Can you trust the data? It’s a question every researcher has asked themselves at some point in the process. The answers will depend on several factors.
Do you trust the source?
Where has the data been collected? Is it first party, through a process you or your team has overseen and dictated the structure for, or is it third party information? If the data was collected by you or your team, what steps have you taken to validate the data?
For researchers dealing with quantitative data, assessing its validity will always be a concern. The ultimate source of that data should be the initial guarantor of its bona fides; assuming it is gathered by the researcher themselves. After all, if you can’t trust your own data, then you are truly lost.
Has your data source declared its processes of collection?
Obtaining data from third party sources can greatly speed up the research process, but some caveats must apply:
- Do you know what their methodology was?
- Are you sure the collection process took steps to validate the data?
- Are those processes as rigorous as your own?
- Will they share their process with you?
Your initial project management for any research project should take into account your likely data sources and their trustworthiness. If you or your team are personally gathering data, then it should be assumed to be relatively clean. If the data comes from surveys or questionnaires, then the initial design stages of that research should be utterly rigorous to ensure that there is little room for error or manipulation by respondents. After all, people will frequently tell researchers what they think you want to hear. Equally, as many researchers have proven by examining some survey companies, when you pay for answers, you may be getting the wrong ones, as Insightflow has discussed in the past.

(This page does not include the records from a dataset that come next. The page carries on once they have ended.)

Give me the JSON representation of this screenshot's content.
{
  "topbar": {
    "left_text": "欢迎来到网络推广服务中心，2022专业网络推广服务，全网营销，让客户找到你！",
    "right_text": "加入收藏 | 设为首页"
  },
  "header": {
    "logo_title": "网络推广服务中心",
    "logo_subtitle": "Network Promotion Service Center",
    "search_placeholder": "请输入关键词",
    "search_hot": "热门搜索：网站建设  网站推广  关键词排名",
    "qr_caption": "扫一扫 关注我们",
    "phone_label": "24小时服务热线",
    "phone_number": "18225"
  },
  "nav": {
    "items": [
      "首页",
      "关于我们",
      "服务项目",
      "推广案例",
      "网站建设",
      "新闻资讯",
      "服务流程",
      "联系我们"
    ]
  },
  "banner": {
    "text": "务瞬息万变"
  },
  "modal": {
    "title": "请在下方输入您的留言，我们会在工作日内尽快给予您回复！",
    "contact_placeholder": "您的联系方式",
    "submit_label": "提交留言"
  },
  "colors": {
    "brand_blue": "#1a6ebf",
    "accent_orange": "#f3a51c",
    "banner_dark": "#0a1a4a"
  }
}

What does that new data tell us?
Additional data is only useful if it tells you something new. Does it add any extra weight to your research project? Receiving data which simply confirms well-known facts is less useful, unless you need further examples in order to cite your findings. If you’re paying for new data, then this question becomes even more pertinent.
Who collected the data and why?
What is the agenda of the people who collected the data? It may seem a strange question, but it’s worth considering, given the way data can be manipulated. Knowing the motivation behind a research project can shed light on the outcomes and data produced. It’s worth taking some time to explore that, in case it impacts your own project, particularly if the results are surprising or lead your research in a new direction.

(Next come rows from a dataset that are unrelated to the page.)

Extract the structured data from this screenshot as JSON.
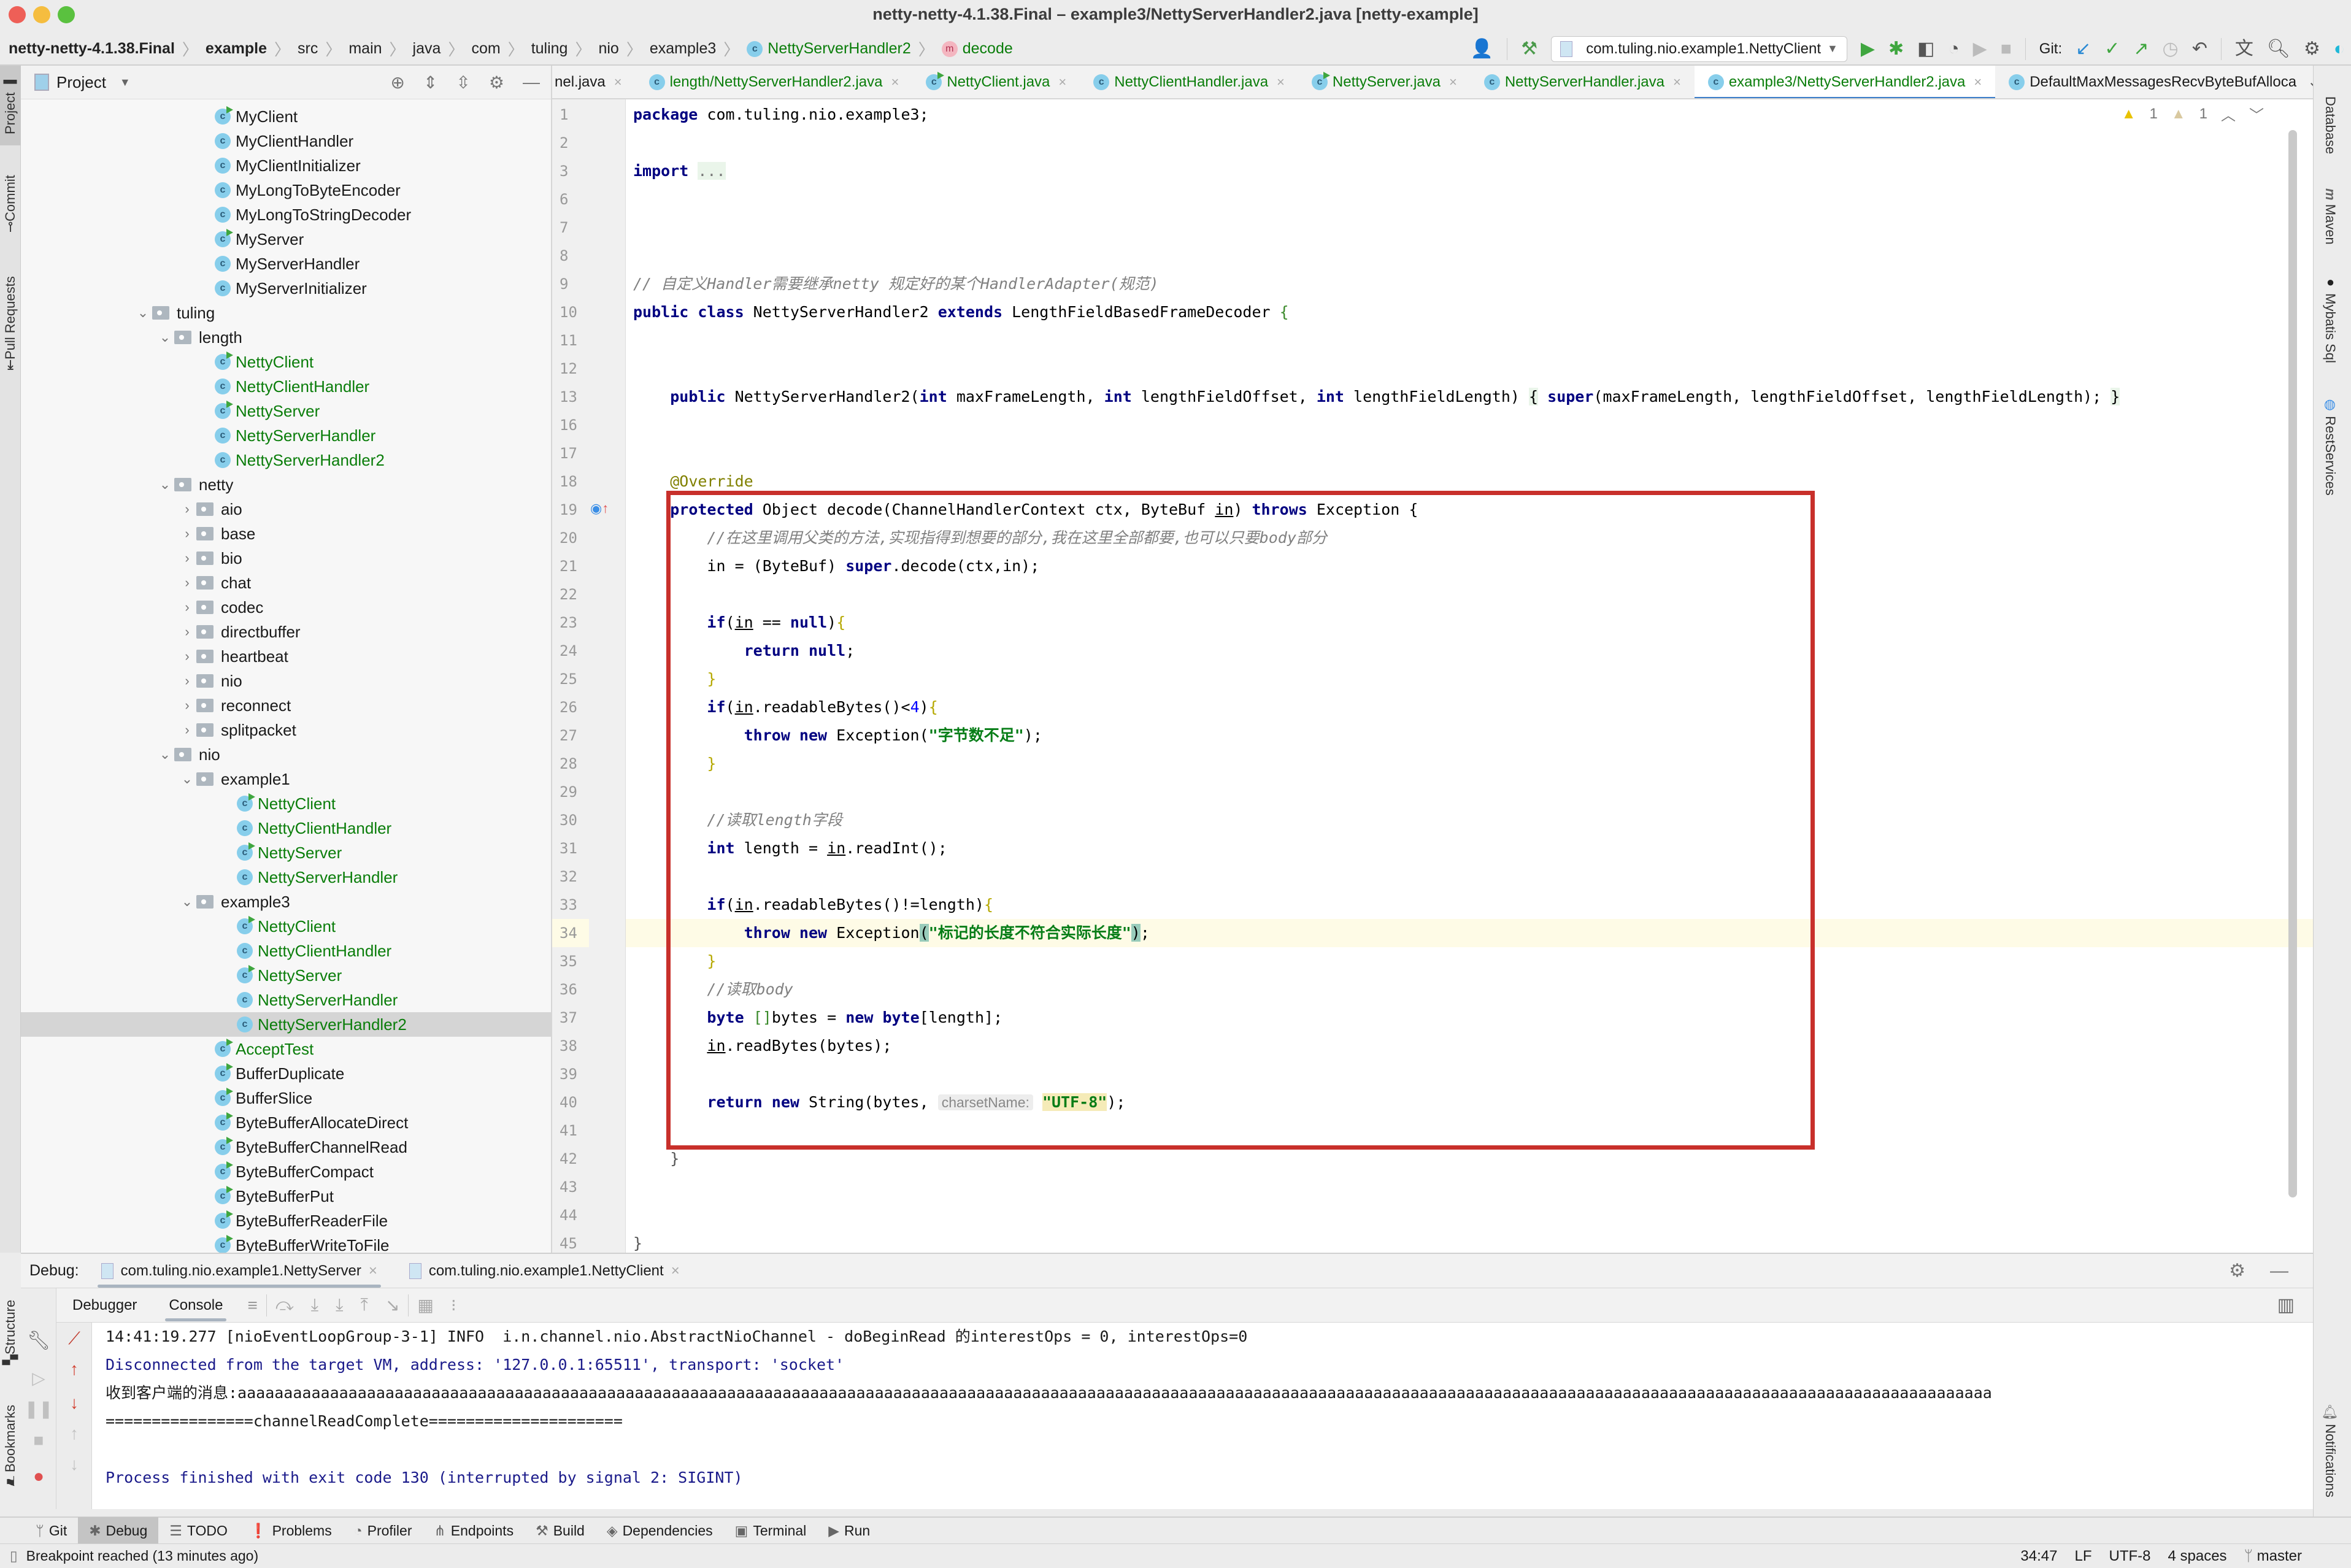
{
  "window": {
    "title": "netty-netty-4.1.38.Final – example3/NettyServerHandler2.java [netty-example]",
    "traffic_lights": [
      "#ee5f57",
      "#f5bd3f",
      "#5ac13f"
    ]
  },
  "breadcrumb": {
    "items": [
      "netty-netty-4.1.38.Final",
      "example",
      "src",
      "main",
      "java",
      "com",
      "tuling",
      "nio",
      "example3",
      "NettyServerHandler2",
      "decode"
    ]
  },
  "toolbar": {
    "run_config": "com.tuling.nio.example1.NettyClient",
    "git_label": "Git:",
    "icons": [
      "user-icon",
      "build-hammer-icon",
      "run-icon",
      "debug-icon",
      "coverage-icon",
      "profile-icon",
      "resume-icon",
      "stop-icon",
      "git-update-icon",
      "git-commit-icon",
      "git-push-icon",
      "history-icon",
      "rollback-icon",
      "translate-icon",
      "search-icon",
      "settings-icon",
      "jetbrains-logo-icon"
    ]
  },
  "left_stripe": {
    "tabs": [
      "Project",
      "Commit",
      "Pull Requests",
      "Structure",
      "Bookmarks"
    ]
  },
  "project_panel": {
    "title": "Project",
    "tree": [
      {
        "label": "MyClient",
        "type": "class-run",
        "level": 3,
        "color": "default"
      },
      {
        "label": "MyClientHandler",
        "type": "class",
        "level": 3,
        "color": "default"
      },
      {
        "label": "MyClientInitializer",
        "type": "class",
        "level": 3,
        "color": "default"
      },
      {
        "label": "MyLongToByteEncoder",
        "type": "class",
        "level": 3,
        "color": "default"
      },
      {
        "label": "MyLongToStringDecoder",
        "type": "class",
        "level": 3,
        "color": "default"
      },
      {
        "label": "MyServer",
        "type": "class-run",
        "level": 3,
        "color": "default"
      },
      {
        "label": "MyServerHandler",
        "type": "class",
        "level": 3,
        "color": "default"
      },
      {
        "label": "MyServerInitializer",
        "type": "class",
        "level": 3,
        "color": "default"
      },
      {
        "label": "tuling",
        "type": "folder-open",
        "level": 1,
        "color": "default"
      },
      {
        "label": "length",
        "type": "folder-open",
        "level": 2,
        "color": "default"
      },
      {
        "label": "NettyClient",
        "type": "class-run",
        "level": 3,
        "color": "green"
      },
      {
        "label": "NettyClientHandler",
        "type": "class",
        "level": 3,
        "color": "green"
      },
      {
        "label": "NettyServer",
        "type": "class-run",
        "level": 3,
        "color": "green"
      },
      {
        "label": "NettyServerHandler",
        "type": "class",
        "level": 3,
        "color": "green"
      },
      {
        "label": "NettyServerHandler2",
        "type": "class",
        "level": 3,
        "color": "green"
      },
      {
        "label": "netty",
        "type": "folder-open",
        "level": 2,
        "color": "default"
      },
      {
        "label": "aio",
        "type": "folder-closed",
        "level": 3,
        "color": "default"
      },
      {
        "label": "base",
        "type": "folder-closed",
        "level": 3,
        "color": "default"
      },
      {
        "label": "bio",
        "type": "folder-closed",
        "level": 3,
        "color": "default"
      },
      {
        "label": "chat",
        "type": "folder-closed",
        "level": 3,
        "color": "default"
      },
      {
        "label": "codec",
        "type": "folder-closed",
        "level": 3,
        "color": "default"
      },
      {
        "label": "directbuffer",
        "type": "folder-closed",
        "level": 3,
        "color": "default"
      },
      {
        "label": "heartbeat",
        "type": "folder-closed",
        "level": 3,
        "color": "default"
      },
      {
        "label": "nio",
        "type": "folder-closed",
        "level": 3,
        "color": "default"
      },
      {
        "label": "reconnect",
        "type": "folder-closed",
        "level": 3,
        "color": "default"
      },
      {
        "label": "splitpacket",
        "type": "folder-closed",
        "level": 3,
        "color": "default"
      },
      {
        "label": "nio",
        "type": "folder-open",
        "level": 2,
        "color": "default"
      },
      {
        "label": "example1",
        "type": "folder-open",
        "level": 3,
        "color": "default"
      },
      {
        "label": "NettyClient",
        "type": "class-run",
        "level": 4,
        "color": "green"
      },
      {
        "label": "NettyClientHandler",
        "type": "class",
        "level": 4,
        "color": "green"
      },
      {
        "label": "NettyServer",
        "type": "class-run",
        "level": 4,
        "color": "green"
      },
      {
        "label": "NettyServerHandler",
        "type": "class",
        "level": 4,
        "color": "green"
      },
      {
        "label": "example3",
        "type": "folder-open",
        "level": 3,
        "color": "default"
      },
      {
        "label": "NettyClient",
        "type": "class-run",
        "level": 4,
        "color": "green"
      },
      {
        "label": "NettyClientHandler",
        "type": "class",
        "level": 4,
        "color": "green"
      },
      {
        "label": "NettyServer",
        "type": "class-run",
        "level": 4,
        "color": "green"
      },
      {
        "label": "NettyServerHandler",
        "type": "class",
        "level": 4,
        "color": "green"
      },
      {
        "label": "NettyServerHandler2",
        "type": "class",
        "level": 4,
        "color": "green",
        "selected": true
      },
      {
        "label": "AcceptTest",
        "type": "class-run",
        "level": 3,
        "color": "green"
      },
      {
        "label": "BufferDuplicate",
        "type": "class-run",
        "level": 3,
        "color": "default"
      },
      {
        "label": "BufferSlice",
        "type": "class-run",
        "level": 3,
        "color": "default"
      },
      {
        "label": "ByteBufferAllocateDirect",
        "type": "class-run",
        "level": 3,
        "color": "default"
      },
      {
        "label": "ByteBufferChannelRead",
        "type": "class-run",
        "level": 3,
        "color": "default"
      },
      {
        "label": "ByteBufferCompact",
        "type": "class-run",
        "level": 3,
        "color": "default"
      },
      {
        "label": "ByteBufferPut",
        "type": "class-run",
        "level": 3,
        "color": "default"
      },
      {
        "label": "ByteBufferReaderFile",
        "type": "class-run",
        "level": 3,
        "color": "default"
      },
      {
        "label": "ByteBufferWriteToFile",
        "type": "class-run",
        "level": 3,
        "color": "default"
      }
    ]
  },
  "editor_tabs": [
    {
      "label": "nel.java",
      "icon": "none",
      "color": "default",
      "active": false
    },
    {
      "label": "length/NettyServerHandler2.java",
      "icon": "class",
      "color": "green",
      "active": false
    },
    {
      "label": "NettyClient.java",
      "icon": "class-run",
      "color": "green",
      "active": false
    },
    {
      "label": "NettyClientHandler.java",
      "icon": "class",
      "color": "green",
      "active": false
    },
    {
      "label": "NettyServer.java",
      "icon": "class-run",
      "color": "green",
      "active": false
    },
    {
      "label": "NettyServerHandler.java",
      "icon": "class",
      "color": "green",
      "active": false
    },
    {
      "label": "example3/NettyServerHandler2.java",
      "icon": "class",
      "color": "green",
      "active": true
    },
    {
      "label": "DefaultMaxMessagesRecvByteBufAlloca",
      "icon": "class",
      "color": "default",
      "active": false
    }
  ],
  "editor": {
    "warnings": {
      "errors_like": "1",
      "weak_warnings": "1"
    },
    "current_line": "34",
    "lines": [
      {
        "n": "1",
        "html": "<span class='kw'>package</span> com.tuling.nio.example3;"
      },
      {
        "n": "2",
        "html": ""
      },
      {
        "n": "3",
        "html": "<span class='kw'>import</span> <span style='background:#eaf5ea;color:#777'>...</span>"
      },
      {
        "n": "6",
        "html": ""
      },
      {
        "n": "7",
        "html": ""
      },
      {
        "n": "8",
        "html": ""
      },
      {
        "n": "9",
        "html": "<span class='cm'>// 自定义Handler需要继承netty 规定好的某个HandlerAdapter(规范)</span>"
      },
      {
        "n": "10",
        "html": "<span class='kw'>public class</span> NettyServerHandler2 <span class='kw'>extends</span> LengthFieldBasedFrameDecoder <span style='color:#3a8a2a'>{</span>"
      },
      {
        "n": "11",
        "html": ""
      },
      {
        "n": "12",
        "html": ""
      },
      {
        "n": "13",
        "html": "    <span class='kw'>public</span> NettyServerHandler2(<span class='kw'>int</span> maxFrameLength, <span class='kw'>int</span> lengthFieldOffset, <span class='kw'>int</span> lengthFieldLength) <span style='background:#eaf5ea'>{</span> <span class='kw'>super</span>(maxFrameLength, lengthFieldOffset, lengthFieldLength); <span style='background:#eaf5ea'>}</span>"
      },
      {
        "n": "16",
        "html": ""
      },
      {
        "n": "17",
        "html": ""
      },
      {
        "n": "18",
        "html": "    <span class='an'>@Override</span>"
      },
      {
        "n": "19",
        "html": "    <span class='kw'>protected</span> Object decode(ChannelHandlerContext ctx, ByteBuf <span class='ul'>in</span>) <span class='kw'>throws</span> Exception {"
      },
      {
        "n": "20",
        "html": "        <span class='cm'>//在这里调用父类的方法,实现指得到想要的部分,我在这里全部都要,也可以只要body部分</span>"
      },
      {
        "n": "21",
        "html": "        in = (ByteBuf) <span class='kw'>super</span>.decode(ctx,in);"
      },
      {
        "n": "22",
        "html": ""
      },
      {
        "n": "23",
        "html": "        <span class='kw'>if</span>(<span class='ul'>in</span> == <span class='kw'>null</span>)<span style='color:#b5a800'>{</span>"
      },
      {
        "n": "24",
        "html": "            <span class='kw'>return null</span>;"
      },
      {
        "n": "25",
        "html": "        <span style='color:#b5a800'>}</span>"
      },
      {
        "n": "26",
        "html": "        <span class='kw'>if</span>(<span class='ul'>in</span>.readableBytes()&lt;<span class='num'>4</span>)<span style='color:#b5a800'>{</span>"
      },
      {
        "n": "27",
        "html": "            <span class='kw'>throw new</span> Exception(<span class='str'>\"字节数不足\"</span>);"
      },
      {
        "n": "28",
        "html": "        <span style='color:#b5a800'>}</span>"
      },
      {
        "n": "29",
        "html": ""
      },
      {
        "n": "30",
        "html": "        <span class='cm'>//读取length字段</span>"
      },
      {
        "n": "31",
        "html": "        <span class='kw'>int</span> length = <span class='ul'>in</span>.readInt();"
      },
      {
        "n": "32",
        "html": ""
      },
      {
        "n": "33",
        "html": "        <span class='kw'>if</span>(<span class='ul'>in</span>.readableBytes()!=length)<span style='color:#b5a800'>{</span>"
      },
      {
        "n": "34",
        "html": "            <span class='kw'>throw new</span> Exception<span style='background:#99ccbb'>(</span><span class='str'>\"标记的长度不符合实际长度\"</span><span style='background:#99ccbb'>)</span>;"
      },
      {
        "n": "35",
        "html": "        <span style='color:#b5a800'>}</span>"
      },
      {
        "n": "36",
        "html": "        <span class='cm'>//读取body</span>"
      },
      {
        "n": "37",
        "html": "        <span class='kw'>byte</span> <span style='color:#3a8a2a'>[]</span>bytes = <span class='kw'>new byte</span>[length];"
      },
      {
        "n": "38",
        "html": "        <span class='ul'>in</span>.readBytes(bytes);"
      },
      {
        "n": "39",
        "html": ""
      },
      {
        "n": "40",
        "html": "        <span class='kw'>return new</span> String(bytes, <span class='hint'>charsetName:</span> <span class='str' style='background:#f5ebb8'>\"UTF-8\"</span>);"
      },
      {
        "n": "41",
        "html": ""
      },
      {
        "n": "42",
        "html": "    <span style='color:#555'>}</span>"
      },
      {
        "n": "43",
        "html": ""
      },
      {
        "n": "44",
        "html": ""
      },
      {
        "n": "45",
        "html": "<span style='color:#555'>}</span>"
      }
    ]
  },
  "right_stripe": {
    "tabs": [
      "Database",
      "Maven",
      "Mybatis Sql",
      "RestServices",
      "Notifications"
    ]
  },
  "debug": {
    "label": "Debug:",
    "sessions": [
      {
        "label": "com.tuling.nio.example1.NettyServer",
        "active": true
      },
      {
        "label": "com.tuling.nio.example1.NettyClient",
        "active": false
      }
    ],
    "subtabs": [
      "Debugger",
      "Console"
    ],
    "active_subtab": "Console",
    "console_lines": [
      {
        "text": "14:41:19.277 [nioEventLoopGroup-3-1] INFO  i.n.channel.nio.AbstractNioChannel - doBeginRead 的interestOps = 0, interestOps=0",
        "kind": "log"
      },
      {
        "text": "Disconnected from the target VM, address: '127.0.0.1:65511', transport: 'socket'",
        "kind": "system"
      },
      {
        "text": "收到客户端的消息:aaaaaaaaaaaaaaaaaaaaaaaaaaaaaaaaaaaaaaaaaaaaaaaaaaaaaaaaaaaaaaaaaaaaaaaaaaaaaaaaaaaaaaaaaaaaaaaaaaaaaaaaaaaaaaaaaaaaaaaaaaaaaaaaaaaaaaaaaaaaaaaaaaaaaaaaaaaaaaaaaaaaaaaaaaaaaaaaaaaaaaaaaaaaaa",
        "kind": "log"
      },
      {
        "text": "================channelReadComplete=====================",
        "kind": "log"
      },
      {
        "text": "",
        "kind": "log"
      },
      {
        "text": "Process finished with exit code 130 (interrupted by signal 2: SIGINT)",
        "kind": "system"
      }
    ]
  },
  "bottom_tools": [
    {
      "label": "Git",
      "icon": "git-branch-icon",
      "active": false
    },
    {
      "label": "Debug",
      "icon": "bug-icon",
      "active": true
    },
    {
      "label": "TODO",
      "icon": "list-icon",
      "active": false
    },
    {
      "label": "Problems",
      "icon": "problems-icon",
      "active": false
    },
    {
      "label": "Profiler",
      "icon": "profiler-icon",
      "active": false
    },
    {
      "label": "Endpoints",
      "icon": "endpoints-icon",
      "active": false
    },
    {
      "label": "Build",
      "icon": "hammer-icon",
      "active": false
    },
    {
      "label": "Dependencies",
      "icon": "dependencies-icon",
      "active": false
    },
    {
      "label": "Terminal",
      "icon": "terminal-icon",
      "active": false
    },
    {
      "label": "Run",
      "icon": "run-icon",
      "active": false
    }
  ],
  "status_bar": {
    "message": "Breakpoint reached (13 minutes ago)",
    "position": "34:47",
    "line_ending": "LF",
    "encoding": "UTF-8",
    "indent": "4 spaces",
    "branch": "master"
  }
}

How do you plan to use the data?
Is the new data a cornerstone of your research project? One which defines its outcome and the potential insights you will produce at the end? If this is the case, then you may wish to consider a much more rigorous approach to validation than data used to simply add emphasis to your argument, or to provide context to a statement made in your insights. The level of trust you place in the data may well depend on its importance to the overall project, which is something you or the project lead will have to establish before the process fully gets underway.
What do we do with the data at the end of the project?
Your research is complete. You have produced your reports and insights and are about to move on to the next project. What do you plan to do with all of the data you have collected? Your answer may be more important than you think.
- Information and data are valuable.
- Don’t delete it or dump it on a dusty hard drive.
- Summarise the data and let your colleagues know it exists
- Create a research repository where that information can be captured and re-used by you or your colleagues.
Creating a research repository and insight library provides you and your company with a powerful store of information which you can revisit and sift for further insights in the future, adding value to not only that project but also to your own team.